La prescription de l’arrêt
Le médecin qui pratique l’infiltration, qu’il soit rhumatologue, radiologue ou chirurgien orthopédiste, délivre généralement l’avis d’arrêt de travail. Il peut toutefois vous renvoyer vers votre médecin traitant pour le suivi, notamment si une prolongation est nécessaire ou si des soins complémentaires comme la kinésithérapie doivent être coordonnés.

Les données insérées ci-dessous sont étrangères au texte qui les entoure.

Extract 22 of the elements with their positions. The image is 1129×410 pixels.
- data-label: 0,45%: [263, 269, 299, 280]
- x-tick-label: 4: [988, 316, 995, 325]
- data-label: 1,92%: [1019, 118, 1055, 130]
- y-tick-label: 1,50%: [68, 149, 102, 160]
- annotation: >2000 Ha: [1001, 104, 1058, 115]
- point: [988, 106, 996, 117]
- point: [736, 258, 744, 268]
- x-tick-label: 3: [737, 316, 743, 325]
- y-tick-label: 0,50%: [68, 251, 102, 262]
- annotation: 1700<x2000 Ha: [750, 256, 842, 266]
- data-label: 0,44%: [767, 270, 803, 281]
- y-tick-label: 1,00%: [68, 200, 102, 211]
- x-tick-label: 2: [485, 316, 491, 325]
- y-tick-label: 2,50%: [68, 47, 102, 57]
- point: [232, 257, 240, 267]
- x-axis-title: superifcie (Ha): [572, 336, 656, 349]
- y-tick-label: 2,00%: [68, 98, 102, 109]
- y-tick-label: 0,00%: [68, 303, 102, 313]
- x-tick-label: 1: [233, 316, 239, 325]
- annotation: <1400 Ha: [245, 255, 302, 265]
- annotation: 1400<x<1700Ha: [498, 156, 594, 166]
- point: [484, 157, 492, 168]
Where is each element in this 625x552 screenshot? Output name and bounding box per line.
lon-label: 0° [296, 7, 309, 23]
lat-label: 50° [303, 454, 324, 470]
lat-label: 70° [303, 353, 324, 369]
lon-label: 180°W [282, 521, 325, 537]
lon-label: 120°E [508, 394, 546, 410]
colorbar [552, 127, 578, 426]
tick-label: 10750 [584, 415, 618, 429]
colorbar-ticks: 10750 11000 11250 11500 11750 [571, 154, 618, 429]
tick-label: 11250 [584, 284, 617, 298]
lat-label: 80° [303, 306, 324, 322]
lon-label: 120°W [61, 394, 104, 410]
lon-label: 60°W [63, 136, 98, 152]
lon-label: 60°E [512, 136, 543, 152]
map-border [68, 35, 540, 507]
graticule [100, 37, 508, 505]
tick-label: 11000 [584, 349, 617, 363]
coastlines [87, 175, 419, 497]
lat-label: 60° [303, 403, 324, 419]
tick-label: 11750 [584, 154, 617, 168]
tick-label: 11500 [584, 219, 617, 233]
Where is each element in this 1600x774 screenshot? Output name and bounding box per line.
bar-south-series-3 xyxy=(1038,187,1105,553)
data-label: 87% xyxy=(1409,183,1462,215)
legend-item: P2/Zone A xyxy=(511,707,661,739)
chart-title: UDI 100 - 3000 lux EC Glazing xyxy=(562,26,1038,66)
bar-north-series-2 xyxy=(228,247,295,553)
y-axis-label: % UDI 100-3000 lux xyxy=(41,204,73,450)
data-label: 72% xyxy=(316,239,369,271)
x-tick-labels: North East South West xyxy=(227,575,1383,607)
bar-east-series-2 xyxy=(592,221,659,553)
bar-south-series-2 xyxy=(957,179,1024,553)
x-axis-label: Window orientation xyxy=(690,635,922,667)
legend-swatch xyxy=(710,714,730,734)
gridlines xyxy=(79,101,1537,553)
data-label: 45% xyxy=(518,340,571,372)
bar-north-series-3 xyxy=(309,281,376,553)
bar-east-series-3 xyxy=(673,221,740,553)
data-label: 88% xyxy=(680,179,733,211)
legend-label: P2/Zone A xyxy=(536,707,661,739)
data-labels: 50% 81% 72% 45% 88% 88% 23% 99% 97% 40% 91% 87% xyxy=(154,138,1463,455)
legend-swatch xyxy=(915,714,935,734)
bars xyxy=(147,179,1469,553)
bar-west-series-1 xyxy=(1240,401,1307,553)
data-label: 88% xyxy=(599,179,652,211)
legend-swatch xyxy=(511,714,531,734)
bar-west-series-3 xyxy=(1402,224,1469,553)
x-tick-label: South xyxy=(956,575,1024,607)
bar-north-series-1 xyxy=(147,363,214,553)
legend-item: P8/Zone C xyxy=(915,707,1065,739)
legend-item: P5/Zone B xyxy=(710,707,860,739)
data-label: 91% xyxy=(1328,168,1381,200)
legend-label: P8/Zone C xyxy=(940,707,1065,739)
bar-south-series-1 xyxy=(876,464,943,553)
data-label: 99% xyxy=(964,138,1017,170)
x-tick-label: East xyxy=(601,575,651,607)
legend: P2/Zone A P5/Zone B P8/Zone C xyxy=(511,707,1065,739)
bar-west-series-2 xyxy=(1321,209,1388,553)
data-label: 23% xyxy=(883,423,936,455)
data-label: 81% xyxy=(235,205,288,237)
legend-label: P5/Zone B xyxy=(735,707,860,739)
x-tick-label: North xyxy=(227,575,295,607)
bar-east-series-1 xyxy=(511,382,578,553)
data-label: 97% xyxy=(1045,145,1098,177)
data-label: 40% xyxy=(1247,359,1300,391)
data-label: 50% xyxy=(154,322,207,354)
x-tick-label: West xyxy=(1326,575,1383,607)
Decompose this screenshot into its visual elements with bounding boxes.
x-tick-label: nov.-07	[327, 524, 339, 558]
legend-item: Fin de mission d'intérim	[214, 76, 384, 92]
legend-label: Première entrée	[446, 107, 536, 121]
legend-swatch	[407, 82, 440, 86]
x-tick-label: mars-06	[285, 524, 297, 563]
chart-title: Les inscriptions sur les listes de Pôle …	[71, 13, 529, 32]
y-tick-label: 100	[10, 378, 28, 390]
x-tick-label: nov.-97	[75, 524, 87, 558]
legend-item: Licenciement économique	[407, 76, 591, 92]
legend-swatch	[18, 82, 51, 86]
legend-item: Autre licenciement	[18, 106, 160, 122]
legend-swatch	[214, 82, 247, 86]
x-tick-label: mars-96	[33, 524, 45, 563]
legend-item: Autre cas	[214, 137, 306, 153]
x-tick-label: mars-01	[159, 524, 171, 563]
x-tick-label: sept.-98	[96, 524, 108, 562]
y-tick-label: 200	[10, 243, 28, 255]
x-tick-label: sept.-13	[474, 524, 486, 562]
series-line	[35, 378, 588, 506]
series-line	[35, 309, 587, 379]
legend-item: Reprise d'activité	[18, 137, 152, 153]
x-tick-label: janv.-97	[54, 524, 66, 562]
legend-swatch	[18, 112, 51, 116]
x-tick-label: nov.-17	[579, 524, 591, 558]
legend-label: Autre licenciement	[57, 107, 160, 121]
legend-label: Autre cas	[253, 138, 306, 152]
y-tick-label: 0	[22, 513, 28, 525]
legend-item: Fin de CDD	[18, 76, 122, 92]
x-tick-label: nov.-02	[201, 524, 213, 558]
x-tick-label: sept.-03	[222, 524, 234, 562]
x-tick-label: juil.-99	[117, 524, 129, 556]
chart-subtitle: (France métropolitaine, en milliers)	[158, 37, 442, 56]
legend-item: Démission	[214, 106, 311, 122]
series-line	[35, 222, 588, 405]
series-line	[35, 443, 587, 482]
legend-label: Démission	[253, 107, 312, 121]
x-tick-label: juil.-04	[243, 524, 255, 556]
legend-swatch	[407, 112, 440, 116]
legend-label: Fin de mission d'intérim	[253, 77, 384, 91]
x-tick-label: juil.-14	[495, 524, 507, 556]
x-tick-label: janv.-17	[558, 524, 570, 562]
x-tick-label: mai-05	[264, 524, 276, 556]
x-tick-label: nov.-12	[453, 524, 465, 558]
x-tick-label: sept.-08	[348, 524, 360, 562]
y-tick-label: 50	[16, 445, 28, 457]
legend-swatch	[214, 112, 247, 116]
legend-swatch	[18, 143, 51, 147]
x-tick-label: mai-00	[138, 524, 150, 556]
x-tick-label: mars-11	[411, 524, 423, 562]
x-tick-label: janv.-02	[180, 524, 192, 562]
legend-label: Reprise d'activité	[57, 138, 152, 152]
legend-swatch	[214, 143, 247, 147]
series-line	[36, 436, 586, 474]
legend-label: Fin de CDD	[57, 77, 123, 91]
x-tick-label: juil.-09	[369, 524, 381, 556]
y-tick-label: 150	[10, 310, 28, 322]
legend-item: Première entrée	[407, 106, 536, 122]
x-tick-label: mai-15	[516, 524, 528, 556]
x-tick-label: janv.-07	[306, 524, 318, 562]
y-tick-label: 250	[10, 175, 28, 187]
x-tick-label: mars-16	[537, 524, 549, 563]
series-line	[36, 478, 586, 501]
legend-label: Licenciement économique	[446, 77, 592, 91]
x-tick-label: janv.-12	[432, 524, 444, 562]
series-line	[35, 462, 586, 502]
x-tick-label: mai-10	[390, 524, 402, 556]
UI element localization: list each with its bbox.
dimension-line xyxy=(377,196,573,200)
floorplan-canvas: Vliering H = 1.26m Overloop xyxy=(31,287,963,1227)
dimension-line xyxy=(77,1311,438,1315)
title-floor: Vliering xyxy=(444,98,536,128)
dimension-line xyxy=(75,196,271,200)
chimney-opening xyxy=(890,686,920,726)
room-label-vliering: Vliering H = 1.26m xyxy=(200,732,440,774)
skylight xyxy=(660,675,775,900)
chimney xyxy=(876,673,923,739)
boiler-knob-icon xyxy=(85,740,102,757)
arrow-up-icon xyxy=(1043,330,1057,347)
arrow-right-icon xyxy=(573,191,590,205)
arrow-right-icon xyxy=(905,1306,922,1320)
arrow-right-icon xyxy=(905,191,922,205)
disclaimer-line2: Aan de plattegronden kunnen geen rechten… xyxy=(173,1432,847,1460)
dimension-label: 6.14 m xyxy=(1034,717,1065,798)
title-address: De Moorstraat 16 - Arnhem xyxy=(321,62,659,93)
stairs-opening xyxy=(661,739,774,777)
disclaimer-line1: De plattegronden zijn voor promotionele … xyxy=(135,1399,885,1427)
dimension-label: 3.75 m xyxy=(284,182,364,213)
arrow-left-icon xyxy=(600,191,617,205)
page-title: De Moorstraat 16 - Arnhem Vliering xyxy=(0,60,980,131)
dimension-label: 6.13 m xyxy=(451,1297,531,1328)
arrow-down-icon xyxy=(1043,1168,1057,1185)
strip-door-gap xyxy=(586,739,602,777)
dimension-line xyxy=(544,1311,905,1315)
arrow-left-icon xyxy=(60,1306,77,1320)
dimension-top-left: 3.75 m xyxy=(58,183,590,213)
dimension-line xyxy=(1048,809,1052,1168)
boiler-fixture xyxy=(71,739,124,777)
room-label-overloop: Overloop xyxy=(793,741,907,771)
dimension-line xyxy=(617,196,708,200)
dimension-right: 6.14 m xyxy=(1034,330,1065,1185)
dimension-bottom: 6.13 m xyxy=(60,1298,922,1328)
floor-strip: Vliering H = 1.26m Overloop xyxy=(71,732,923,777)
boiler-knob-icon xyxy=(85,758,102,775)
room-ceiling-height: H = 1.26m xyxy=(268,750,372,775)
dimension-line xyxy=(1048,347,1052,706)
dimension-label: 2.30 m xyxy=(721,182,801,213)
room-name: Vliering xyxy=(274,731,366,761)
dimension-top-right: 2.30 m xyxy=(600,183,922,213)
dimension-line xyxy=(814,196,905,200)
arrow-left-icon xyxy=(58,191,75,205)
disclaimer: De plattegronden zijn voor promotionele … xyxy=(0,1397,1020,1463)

Démarches auprès de l’Assurance Maladie et de l’employeur
Vous disposez de 48 heures pour transmettre les volets 1 et 2 à votre Caisse Primaire d’Assurance Maladie (CPAM) et le volet 3 à votre employeur. Pour une infiltration programmée, prévenez votre employeur en amont de la date de l’intervention afin d’organiser votre absence.
La reprise d’activité
La fin de l’arrêt de travail ne signifie pas toujours un retour à 100 % de vos capacités. Pour les métiers physiquement exigeants, une reprise en temps partiel thérapeutique est parfois envisageable. Respectez la règle de la non-douleur : si la reprise du travail déclenche à nouveau des lancements dans la cheville, consultez votre praticien.
Conseils pour optimiser la récupération
Pour favoriser une reprise rapide, la gestion des premières 72 heures est déterminante. Une autodiscipline rigoureuse permet souvent de limiter la durée de l’incapacité.
Le glaçage systématique, à raison de 15 minutes, 3 à 4 fois par jour, limite l’œdème post-injection. Veillez à protéger la peau avec un linge. La surélévation de la cheville, en position assise ou allongée, favorise le retour veineux et lymphatique. Évitez de prendre des anti-inflammatoires oraux, type ibuprofène, juste après une infiltration de corticoïdes, car ils peuvent interférer avec l’action locale recherchée. Enfin, restez progressif : même en l’absence de douleur grâce à l’effet anesthésiant, évitez les sauts ou les marches rapides durant votre arrêt.
L’infiltration agit comme un starter. Elle supprime la douleur pour vous permettre, après votre arrêt de travail, de reprendre une rééducation active avec un kinésithérapeute. Ce travail de fond pérennise les bénéfices de l’injection et limite le recours à de nouveaux arrêts de travail.